- First leader: Hasen Qojahmetov
- Last leader: Amanjol Nalibaev
- Founded: 31 May 1990; 36 years ago
- Dissolved: 11 October 1992; 33 years ago
- Merged into: AQAQ
- Headquarters: Alma-Ata
- Ideology: Nationalism Parliamentarism

= Jeltoqsan National Democratic Party =

The Jeltoqsan National Democratic Party was an unregistered political party in Kazakhstan. The party was founded on 31 May 1990 by a group of victims of the Jeltoqsan protests that took place in 1986. Its first leader was Hasen Qojahmetov, who was Kazakh nationalist, composer, former political prisoner and the Jeltoqsan protest participant. The main purpose of the party was to free the remaining Jeltoqsan victims from prison, form an independent Kazakhstan, and create a multi-party parliamentary system in the country.

The Jeltoqsan party attempted to nominate its leader Qojahmetov as candidate for the 1991 Kazakh presidential election, however, the party could not collect 100,000 signatures to participate. The Jeltoqsan party claimed that had gathered well over the required signatures to do so and that the Internal Affair Troops attacked the party's facilities and stole around 30,000 signatures as well as the money, making it impossible to field the election.

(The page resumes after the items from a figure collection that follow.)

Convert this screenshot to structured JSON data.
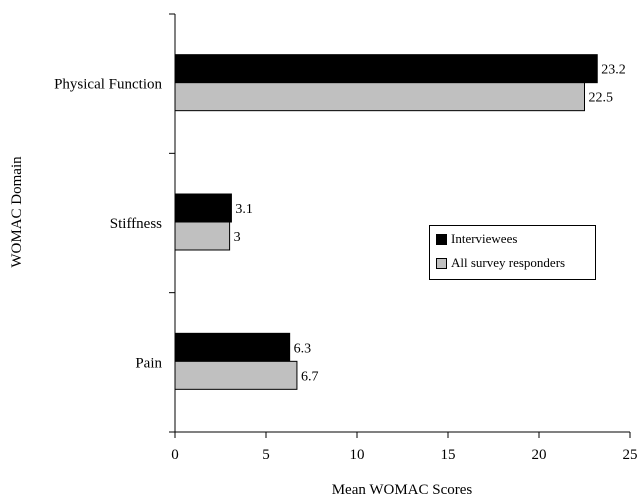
{
  "chart_data": {
    "type": "bar",
    "orientation": "horizontal",
    "categories": [
      "Physical Function",
      "Stiffness",
      "Pain"
    ],
    "series": [
      {
        "name": "Interviewees",
        "color": "#000000",
        "values": [
          23.2,
          3.1,
          6.3
        ],
        "labels": [
          "23.2",
          "3.1",
          "6.3"
        ]
      },
      {
        "name": "All survey responders",
        "color": "#c0c0c0",
        "values": [
          22.5,
          3,
          6.7
        ],
        "labels": [
          "22.5",
          "3",
          "6.7"
        ]
      }
    ],
    "xlabel": "Mean WOMAC Scores",
    "ylabel": "WOMAC Domain",
    "xlim": [
      0,
      25
    ],
    "xticks": [
      0,
      5,
      10,
      15,
      20,
      25
    ],
    "xtick_labels": [
      "0",
      "5",
      "10",
      "15",
      "20",
      "25"
    ],
    "grid": false,
    "legend_position": "right-center"
  }
}
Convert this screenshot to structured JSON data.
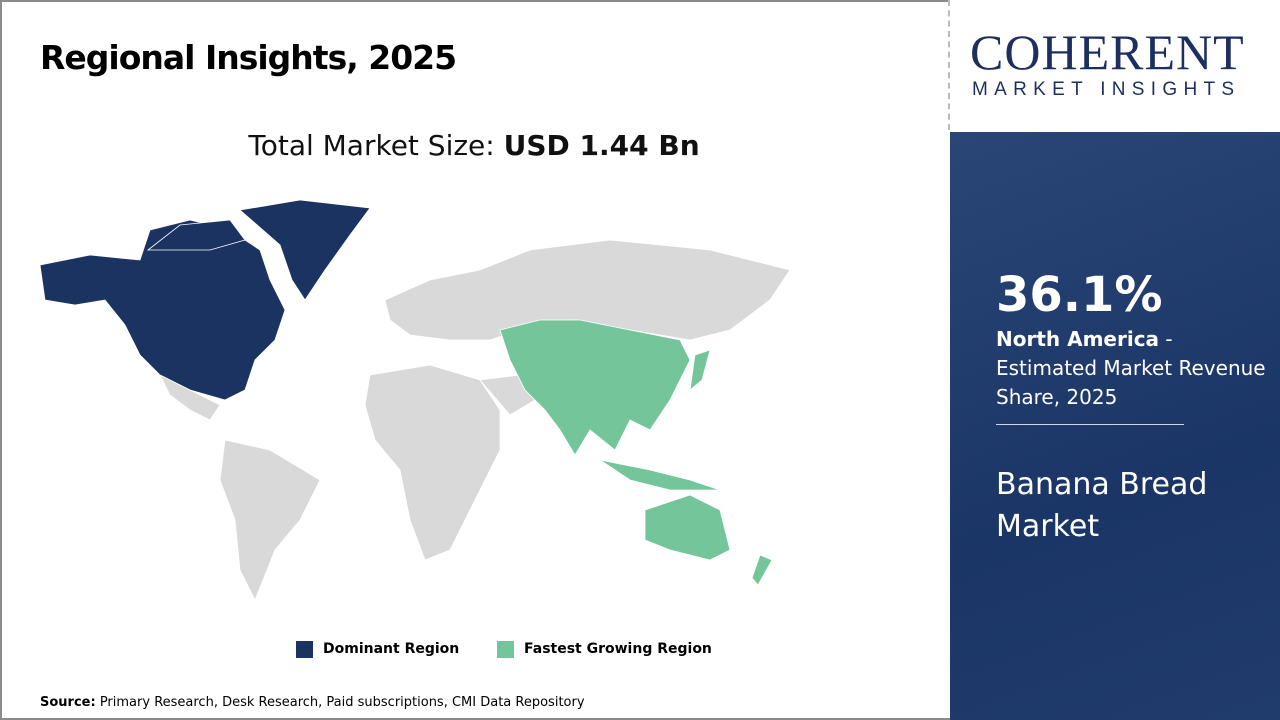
{
  "header": {
    "title": "Regional Insights, 2025",
    "total_label": "Total Market Size: ",
    "total_value": "USD 1.44 Bn"
  },
  "logo": {
    "name": "COHERENT",
    "tagline": "MARKET INSIGHTS"
  },
  "panel": {
    "percent": "36.1%",
    "region": "North America",
    "desc": " - Estimated Market Revenue Share, 2025",
    "market": "Banana Bread Market"
  },
  "legend": [
    {
      "label": "Dominant Region",
      "color": "#1a3360"
    },
    {
      "label": "Fastest Growing Region",
      "color": "#74c69a"
    }
  ],
  "colors": {
    "other": "#d9d9d9"
  },
  "source": {
    "label": "Source:",
    "text": " Primary Research, Desk Research, Paid subscriptions, CMI Data Repository"
  }
}
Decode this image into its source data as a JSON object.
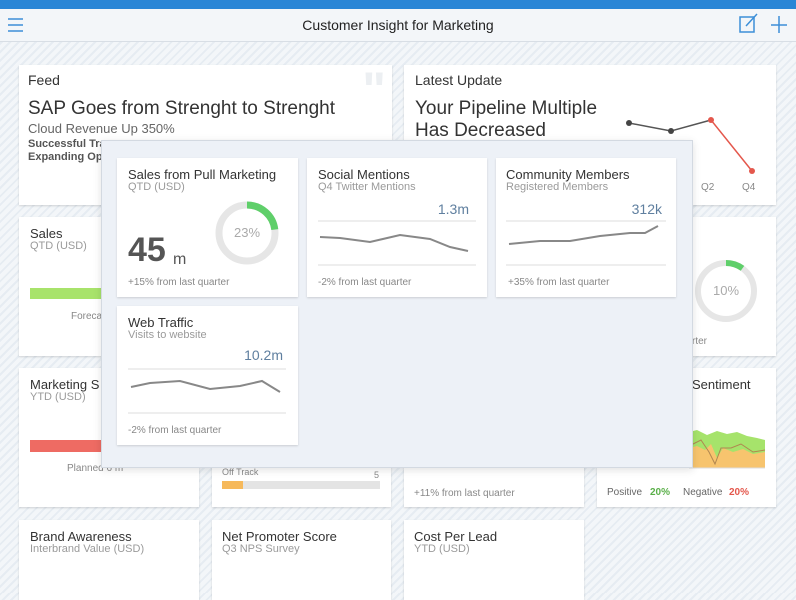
{
  "header": {
    "title": "Customer Insight for Marketing"
  },
  "background_cards": {
    "feed": {
      "label": "Feed",
      "headline": "SAP Goes from Strenght to Strenght",
      "subheadline": "Cloud Revenue Up 350%",
      "lines": [
        "Successful Tra",
        "Expanding Op"
      ]
    },
    "latest_update": {
      "label": "Latest Update",
      "headline_lines": [
        "Your Pipeline Multiple",
        "Has Decreased"
      ],
      "axis_labels": [
        "Q2",
        "Q4"
      ]
    },
    "sales": {
      "title": "Sales",
      "subtitle": "QTD (USD)",
      "note": "Foreca"
    },
    "quarter_card": {
      "percent": 10,
      "percent_label": "10%",
      "note": "rter"
    },
    "marketing": {
      "title": "Marketing S",
      "subtitle": "YTD (USD)",
      "note": "Planned 6 m"
    },
    "track": {
      "status": "Off Track",
      "count": "5"
    },
    "growth": {
      "footer": "+11% from last quarter"
    },
    "sentiment": {
      "title": "Sentiment",
      "positive_label": "Positive",
      "positive_value": "20%",
      "negative_label": "Negative",
      "negative_value": "20%"
    },
    "bottom": [
      {
        "title": "Brand Awareness",
        "subtitle": "Interbrand Value (USD)"
      },
      {
        "title": "Net Promoter Score",
        "subtitle": "Q3 NPS Survey"
      },
      {
        "title": "Cost Per Lead",
        "subtitle": "YTD (USD)"
      }
    ]
  },
  "overlay": {
    "cards": [
      {
        "title": "Sales from Pull Marketing",
        "subtitle": "QTD (USD)",
        "value": "45",
        "unit": "m",
        "percent": 23,
        "percent_label": "23%",
        "footer": "+15% from last quarter"
      },
      {
        "title": "Social Mentions",
        "subtitle": "Q4 Twitter Mentions",
        "value": "1.3m",
        "footer": "-2% from last quarter"
      },
      {
        "title": "Community Members",
        "subtitle": "Registered Members",
        "value": "312k",
        "footer": "+35% from last quarter"
      },
      {
        "title": "Web Traffic",
        "subtitle": "Visits to website",
        "value": "10.2m",
        "footer": "-2% from last quarter"
      }
    ]
  }
}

Starting from May 1992, the Jeltoqsan and the Azat parties along with other opposition groups, held protests in front of the Parliament building in Alma-Ata. The opposition groups demanded the resignation of the government and for the snap parliamentary elections to be held. In the late of that month, Jeltoqsan leader, Qojahmetov, was detained by police and was placed under an administrative arrest. President Nursultan Nazarbayev, in response, demanded an end to the protests and asked the Supreme Soviet to ban anti-government, unregistered political parties. On the morning of 18 June, the riot police moved in and cleared the protester's tent camps. The Interior Ministry claimed that the protests were illegal because the city's authorities did not grant permission for demonstrations to be held in front of the Parliament building. That same year, Amanjol Nalibaev became the leader of the Jeltoqsan party.

On 11 October 1992, the party merged with the Azat Civil Movement of Kazakhstan (AQAQ) that formed the Azat Republican Party of Kazakhstan (AQRP) at the congress due to split that occurred in the AQAQ itself which prompted a need to create a unifying opposition force However, the AQRP became split once again on 20 November 1992 with the Jeltoqsan party being under the AQAQ.